# Deep Learning Locust Prediction in Ethiopia using Remote Sensing Data

### Semester Project SS 2021 @ Advanced Programming for Remote Sensing
#### Julius-Maximilians-Universität Würzburg

This is a semester project for the course advanced programming aiming to use deep learning model and real-time climate variables to predict the emergence of locust swarms using data from Locust hub.

***
## Description

From Google Earth Engine, multiple csv files are created for all locust presence and absence data points. They includes 6 spectral bands from **Landsat 5,7,8**, as well as 19 selected variables from the **NASA FLDAS** (Famine Early Warning Systems Network) dataset, which is data assimilation designed for assisting food security by combining remote sensing data such as CHIRPS and MODIS. all time series data from 1985 to 2015. The variables included for example total precipitation, soil moisture and soil tempoerature. In order to creating training data, we need to remove unrelevant time series data for every row according to the occurence datetime of the data points.
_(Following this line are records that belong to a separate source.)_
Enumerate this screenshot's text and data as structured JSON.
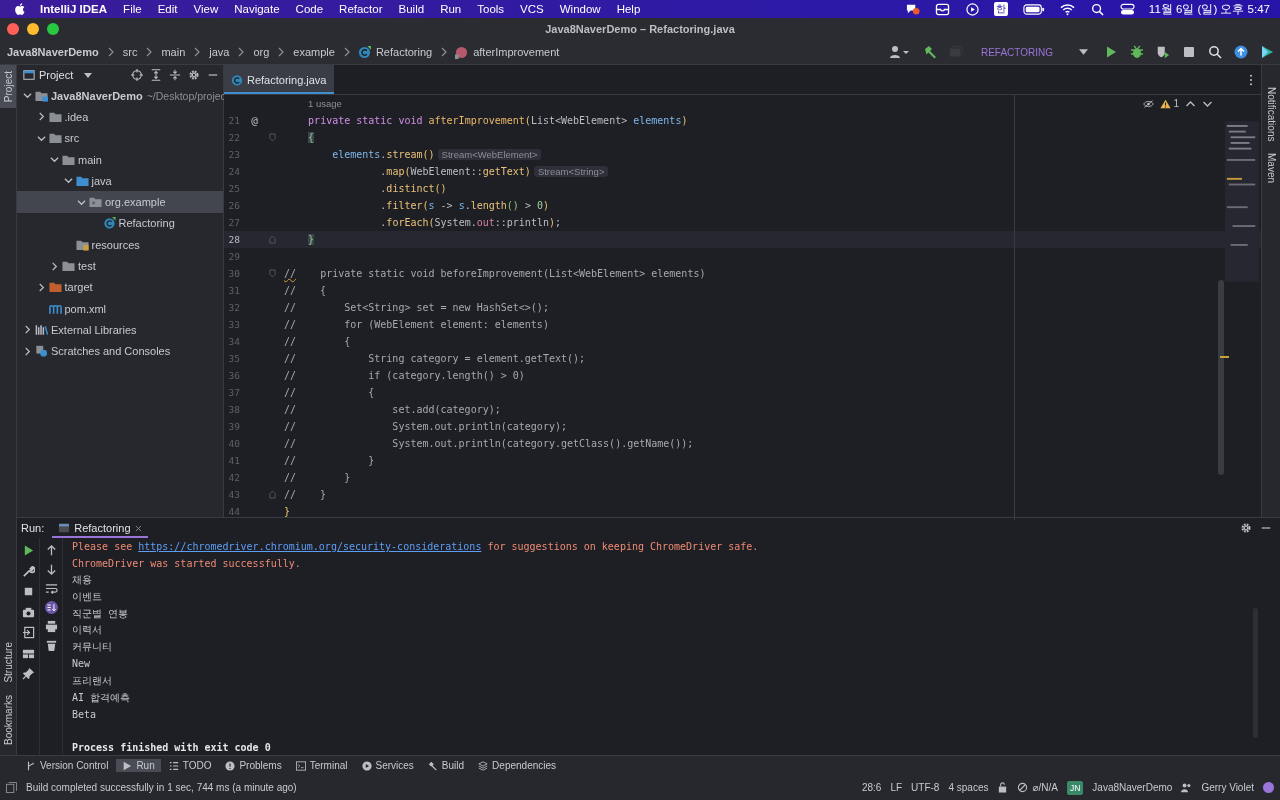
{
  "menubar": {
    "app": "IntelliJ IDEA",
    "menus": [
      "File",
      "Edit",
      "View",
      "Navigate",
      "Code",
      "Refactor",
      "Build",
      "Run",
      "Tools",
      "VCS",
      "Window",
      "Help"
    ],
    "input_method": "한",
    "clock": "11월 6일 (일) 오후 5:47"
  },
  "window": {
    "title": "Java8NaverDemo – Refactoring.java"
  },
  "breadcrumbs": [
    {
      "label": "Java8NaverDemo",
      "kind": "project"
    },
    {
      "label": "src",
      "kind": "folder"
    },
    {
      "label": "main",
      "kind": "folder"
    },
    {
      "label": "java",
      "kind": "folder"
    },
    {
      "label": "org",
      "kind": "folder"
    },
    {
      "label": "example",
      "kind": "folder"
    },
    {
      "label": "Refactoring",
      "kind": "class"
    },
    {
      "label": "afterImprovement",
      "kind": "method"
    }
  ],
  "run_config": "REFACTORING",
  "left_stripe_top": [
    {
      "label": "Project",
      "selected": true
    }
  ],
  "left_stripe_bottom": [
    {
      "label": "Structure",
      "selected": false
    },
    {
      "label": "Bookmarks",
      "selected": false
    }
  ],
  "right_stripe": [
    "Notifications",
    "Maven"
  ],
  "project_panel": {
    "title": "Project",
    "tree": [
      {
        "label": "Java8NaverDemo",
        "kind": "module",
        "hint": "~/Desktop/projec",
        "expanded": true,
        "selected": false,
        "children": [
          {
            "label": ".idea",
            "kind": "folder",
            "expanded": false,
            "selected": false
          },
          {
            "label": "src",
            "kind": "folder",
            "expanded": true,
            "selected": false,
            "children": [
              {
                "label": "main",
                "kind": "folder",
                "expanded": true,
                "selected": false,
                "children": [
                  {
                    "label": "java",
                    "kind": "source",
                    "expanded": true,
                    "selected": false,
                    "children": [
                      {
                        "label": "org.example",
                        "kind": "package",
                        "expanded": true,
                        "selected": true,
                        "children": [
                          {
                            "label": "Refactoring",
                            "kind": "class",
                            "selected": false
                          }
                        ]
                      }
                    ]
                  },
                  {
                    "label": "resources",
                    "kind": "resources",
                    "selected": false
                  }
                ]
              },
              {
                "label": "test",
                "kind": "folder",
                "expanded": false,
                "selected": false
              }
            ]
          },
          {
            "label": "target",
            "kind": "target",
            "expanded": false,
            "selected": false
          },
          {
            "label": "pom.xml",
            "kind": "maven",
            "selected": false
          }
        ]
      },
      {
        "label": "External Libraries",
        "kind": "libraries",
        "expanded": false,
        "selected": false
      },
      {
        "label": "Scratches and Consoles",
        "kind": "scratches",
        "expanded": false,
        "selected": false
      }
    ]
  },
  "editor": {
    "tabs": [
      {
        "label": "Refactoring.java",
        "selected": true
      }
    ],
    "usage_hint": "1 usage",
    "warning_count": "1",
    "lines": [
      {
        "number": "21",
        "gutter": "@",
        "current": false,
        "tokens": [
          {
            "kind": "keyword",
            "text": "    private static void "
          },
          {
            "kind": "method",
            "text": "afterImprovement"
          },
          {
            "kind": "bracket-yellow",
            "text": "("
          },
          {
            "kind": "plain",
            "text": "List<WebElement> "
          },
          {
            "kind": "param",
            "text": "elements"
          },
          {
            "kind": "bracket-yellow",
            "text": ")"
          }
        ]
      },
      {
        "number": "22",
        "fold_start": true,
        "current": false,
        "tokens": [
          {
            "kind": "brace-match",
            "text": "    {"
          }
        ]
      },
      {
        "number": "23",
        "current": false,
        "tokens": [
          {
            "kind": "param",
            "text": "        elements"
          },
          {
            "kind": "plain",
            "text": "."
          },
          {
            "kind": "call",
            "text": "stream"
          },
          {
            "kind": "bracket-yellow",
            "text": "()"
          },
          {
            "kind": "hint",
            "text": "Stream<WebElement>"
          }
        ]
      },
      {
        "number": "24",
        "current": false,
        "tokens": [
          {
            "kind": "plain",
            "text": "                ."
          },
          {
            "kind": "call",
            "text": "map"
          },
          {
            "kind": "bracket-yellow",
            "text": "("
          },
          {
            "kind": "plain",
            "text": "WebElement::"
          },
          {
            "kind": "call",
            "text": "getText"
          },
          {
            "kind": "bracket-yellow",
            "text": ")"
          },
          {
            "kind": "hint",
            "text": "Stream<String>"
          }
        ]
      },
      {
        "number": "25",
        "current": false,
        "tokens": [
          {
            "kind": "plain",
            "text": "                ."
          },
          {
            "kind": "call",
            "text": "distinct"
          },
          {
            "kind": "bracket-yellow",
            "text": "()"
          }
        ]
      },
      {
        "number": "26",
        "current": false,
        "tokens": [
          {
            "kind": "plain",
            "text": "                ."
          },
          {
            "kind": "call",
            "text": "filter"
          },
          {
            "kind": "bracket-yellow",
            "text": "("
          },
          {
            "kind": "param",
            "text": "s"
          },
          {
            "kind": "plain",
            "text": " -> "
          },
          {
            "kind": "param",
            "text": "s"
          },
          {
            "kind": "plain",
            "text": "."
          },
          {
            "kind": "call",
            "text": "length"
          },
          {
            "kind": "bracket-green",
            "text": "()"
          },
          {
            "kind": "plain",
            "text": " > "
          },
          {
            "kind": "number",
            "text": "0"
          },
          {
            "kind": "bracket-yellow",
            "text": ")"
          }
        ]
      },
      {
        "number": "27",
        "current": false,
        "tokens": [
          {
            "kind": "plain",
            "text": "                ."
          },
          {
            "kind": "call",
            "text": "forEach"
          },
          {
            "kind": "bracket-yellow",
            "text": "("
          },
          {
            "kind": "plain",
            "text": "System."
          },
          {
            "kind": "field",
            "text": "out"
          },
          {
            "kind": "plain",
            "text": "::println"
          },
          {
            "kind": "bracket-yellow",
            "text": ")"
          },
          {
            "kind": "plain",
            "text": ";"
          }
        ]
      },
      {
        "number": "28",
        "fold_end": true,
        "current": true,
        "tokens": [
          {
            "kind": "brace-match",
            "text": "    }"
          }
        ]
      },
      {
        "number": "29",
        "current": false
      },
      {
        "number": "30",
        "fold_start": true,
        "current": false,
        "tokens": [
          {
            "kind": "comment-typo",
            "text": "//"
          },
          {
            "kind": "comment",
            "text": "    private static void beforeImprovement(List<WebElement> elements)"
          }
        ]
      },
      {
        "number": "31",
        "current": false,
        "tokens": [
          {
            "kind": "comment",
            "text": "//    {"
          }
        ]
      },
      {
        "number": "32",
        "current": false,
        "tokens": [
          {
            "kind": "comment",
            "text": "//        Set<String> set = new HashSet<>();"
          }
        ]
      },
      {
        "number": "33",
        "current": false,
        "tokens": [
          {
            "kind": "comment",
            "text": "//        for (WebElement element: elements)"
          }
        ]
      },
      {
        "number": "34",
        "current": false,
        "tokens": [
          {
            "kind": "comment",
            "text": "//        {"
          }
        ]
      },
      {
        "number": "35",
        "current": false,
        "tokens": [
          {
            "kind": "comment",
            "text": "//            String category = element.getText();"
          }
        ]
      },
      {
        "number": "36",
        "current": false,
        "tokens": [
          {
            "kind": "comment",
            "text": "//            if (category.length() > 0)"
          }
        ]
      },
      {
        "number": "37",
        "current": false,
        "tokens": [
          {
            "kind": "comment",
            "text": "//            {"
          }
        ]
      },
      {
        "number": "38",
        "current": false,
        "tokens": [
          {
            "kind": "comment",
            "text": "//                set.add(category);"
          }
        ]
      },
      {
        "number": "39",
        "current": false,
        "tokens": [
          {
            "kind": "comment",
            "text": "//                System.out.println(category);"
          }
        ]
      },
      {
        "number": "40",
        "current": false,
        "tokens": [
          {
            "kind": "comment",
            "text": "//                System.out.println(category.getClass().getName());"
          }
        ]
      },
      {
        "number": "41",
        "current": false,
        "tokens": [
          {
            "kind": "comment",
            "text": "//            }"
          }
        ]
      },
      {
        "number": "42",
        "current": false,
        "tokens": [
          {
            "kind": "comment",
            "text": "//        }"
          }
        ]
      },
      {
        "number": "43",
        "fold_end": true,
        "current": false,
        "tokens": [
          {
            "kind": "comment",
            "text": "//    }"
          }
        ]
      },
      {
        "number": "44",
        "current": false,
        "tokens": [
          {
            "kind": "bracket-yellow",
            "text": "}"
          }
        ]
      }
    ]
  },
  "run_panel": {
    "label": "Run:",
    "tabs": [
      {
        "label": "Refactoring",
        "selected": true
      }
    ],
    "output": [
      {
        "tokens": [
          {
            "kind": "stderr",
            "text": "Please see "
          },
          {
            "kind": "link",
            "text": "https://chromedriver.chromium.org/security-considerations"
          },
          {
            "kind": "stderr",
            "text": " for suggestions on keeping ChromeDriver safe."
          }
        ]
      },
      {
        "tokens": [
          {
            "kind": "stderr",
            "text": "ChromeDriver was started successfully."
          }
        ]
      },
      {
        "tokens": [
          {
            "kind": "stdout",
            "text": "채용"
          }
        ]
      },
      {
        "tokens": [
          {
            "kind": "stdout",
            "text": "이벤트"
          }
        ]
      },
      {
        "tokens": [
          {
            "kind": "stdout",
            "text": "직군별 연봉"
          }
        ]
      },
      {
        "tokens": [
          {
            "kind": "stdout",
            "text": "이력서"
          }
        ]
      },
      {
        "tokens": [
          {
            "kind": "stdout",
            "text": "커뮤니티"
          }
        ]
      },
      {
        "tokens": [
          {
            "kind": "stdout",
            "text": "New"
          }
        ]
      },
      {
        "tokens": [
          {
            "kind": "stdout",
            "text": "프리랜서"
          }
        ]
      },
      {
        "tokens": [
          {
            "kind": "stdout",
            "text": "AI 합격예측"
          }
        ]
      },
      {
        "tokens": [
          {
            "kind": "stdout",
            "text": "Beta"
          }
        ]
      },
      {
        "tokens": [
          {
            "kind": "system",
            "text": "Process finished with exit code 0"
          }
        ]
      }
    ]
  },
  "tool_windows": [
    {
      "label": "Version Control",
      "kind": "vcs",
      "selected": false
    },
    {
      "label": "Run",
      "kind": "run",
      "selected": true
    },
    {
      "label": "TODO",
      "kind": "todo",
      "selected": false
    },
    {
      "label": "Problems",
      "kind": "problems",
      "selected": false
    },
    {
      "label": "Terminal",
      "kind": "terminal",
      "selected": false
    },
    {
      "label": "Services",
      "kind": "services",
      "selected": false
    },
    {
      "label": "Build",
      "kind": "build",
      "selected": false
    },
    {
      "label": "Dependencies",
      "kind": "dependencies",
      "selected": false
    }
  ],
  "status_bar": {
    "message": "Build completed successfully in 1 sec, 744 ms (a minute ago)",
    "position": "28:6",
    "line_separator": "LF",
    "encoding": "UTF-8",
    "indent": "4 spaces",
    "vcs": "⌀/N/A",
    "project_badge": "JN",
    "project": "Java8NaverDemo",
    "user": "Gerry Violet"
  }
}
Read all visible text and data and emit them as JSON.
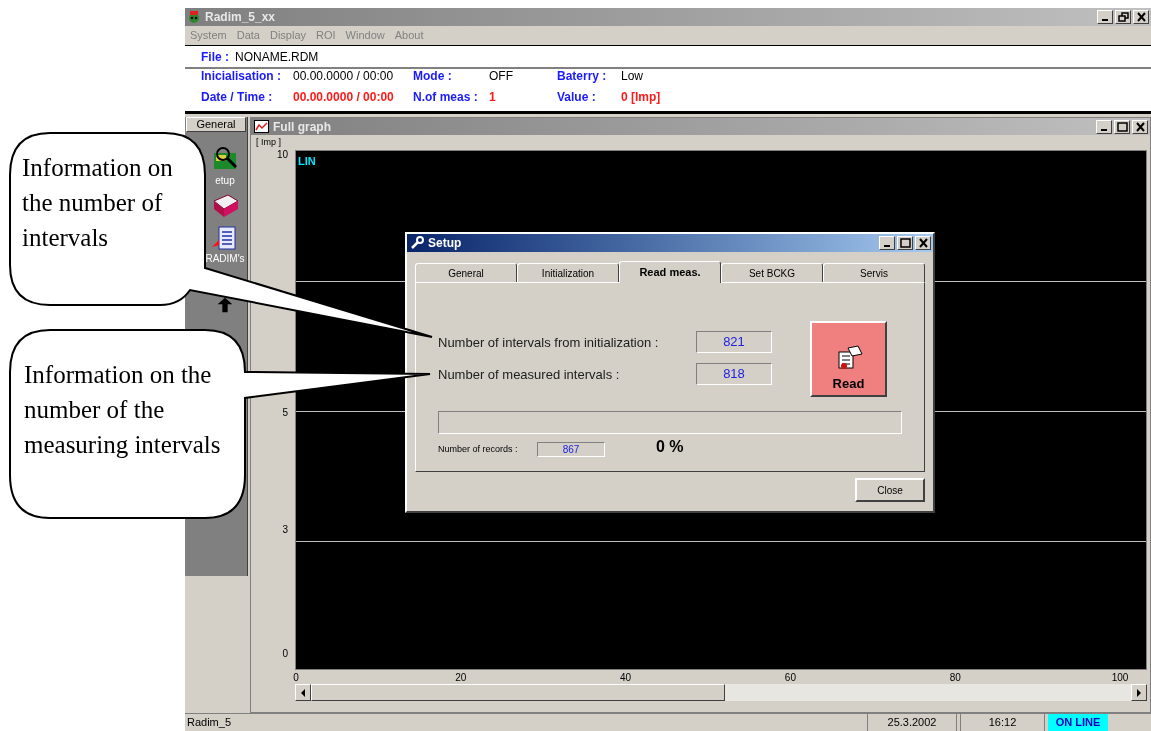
{
  "window": {
    "title": "Radim_5_xx"
  },
  "menu": [
    "System",
    "Data",
    "Display",
    "ROI",
    "Window",
    "About"
  ],
  "file": {
    "label": "File :",
    "value": "NONAME.RDM"
  },
  "info": [
    {
      "label": "Inicialisation :",
      "value": "00.00.0000 / 00:00",
      "alert": false
    },
    {
      "label": "Date / Time :",
      "value": "00.00.0000 / 00:00",
      "alert": true
    },
    {
      "label": "Mode :",
      "value": "OFF",
      "alert": false
    },
    {
      "label": "N.of meas :",
      "value": "1",
      "alert": true
    },
    {
      "label": "Baterry :",
      "value": "Low",
      "alert": false
    },
    {
      "label": "Value :",
      "value": "0 [Imp]",
      "alert": true
    }
  ],
  "sidebar": {
    "tab": "General",
    "items": [
      {
        "kind": "setup",
        "label": "etup"
      },
      {
        "kind": "book"
      },
      {
        "kind": "report",
        "label": "RADIM's"
      },
      {
        "kind": "arrow"
      }
    ]
  },
  "graph": {
    "title": "Full graph",
    "unit": "[ Imp ]",
    "mode": "LIN",
    "y_ticks": [
      "10",
      "5",
      "3",
      "0"
    ],
    "x_ticks": [
      "0",
      "20",
      "40",
      "60",
      "80",
      "100"
    ]
  },
  "dialog": {
    "title": "Setup",
    "tabs": [
      {
        "label": "General",
        "selected": false
      },
      {
        "label": "Initialization",
        "selected": false
      },
      {
        "label": "Read meas.",
        "selected": true
      },
      {
        "label": "Set BCKG",
        "selected": false
      },
      {
        "label": "Servis",
        "selected": false
      }
    ],
    "fields": [
      {
        "label": "Number of intervals from initialization :",
        "value": "821"
      },
      {
        "label": "Number of measured intervals :",
        "value": "818"
      }
    ],
    "read_button": "Read",
    "progress": {
      "level": 0,
      "reading": "0 %"
    },
    "records": {
      "label": "Number of records :",
      "value": "867"
    },
    "close_button": "Close"
  },
  "status_bar": {
    "name": "Radim_5",
    "date": "25.3.2002",
    "time": "16:12",
    "connection": "ON LINE",
    "online": true
  },
  "callouts": [
    "Information on the number of intervals",
    "Information on the number of the measuring intervals"
  ]
}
It will be done in python to post-process the data.

**Tasks:**
* Extract information from Landsat and FLDAS time series
***

#### Import Libraries

In [None]:
#@title Load Python libraries

! pip install pandas fiona shapely pyproj rtree
! pip install alpha_vantage -q
! pip install regions
! pip install geopandas

# pip install numpy
import numpy as np


# pip install torch
import torch
import torch.nn as nn
import torch.nn.functional as F
import torch.optim as optim
from torch.utils.data import Dataset
from torch.utils.data import DataLoader
import regions

import pandas as pd
import seaborn as sns
import datetime

#pip install matplotlib
import matplotlib
import matplotlib.pyplot as plt
from matplotlib.pyplot import figure
import matplotlib.animation as animation

# pip install alpha_vantage
from alpha_vantage.timeseries import TimeSeries 

from geopandas.tools import sjoin

print("All libraries loaded")

Collecting fiona
  Downloading Fiona-1.8.20-cp37-cp37m-manylinux1_x86_64.whl (15.4 MB)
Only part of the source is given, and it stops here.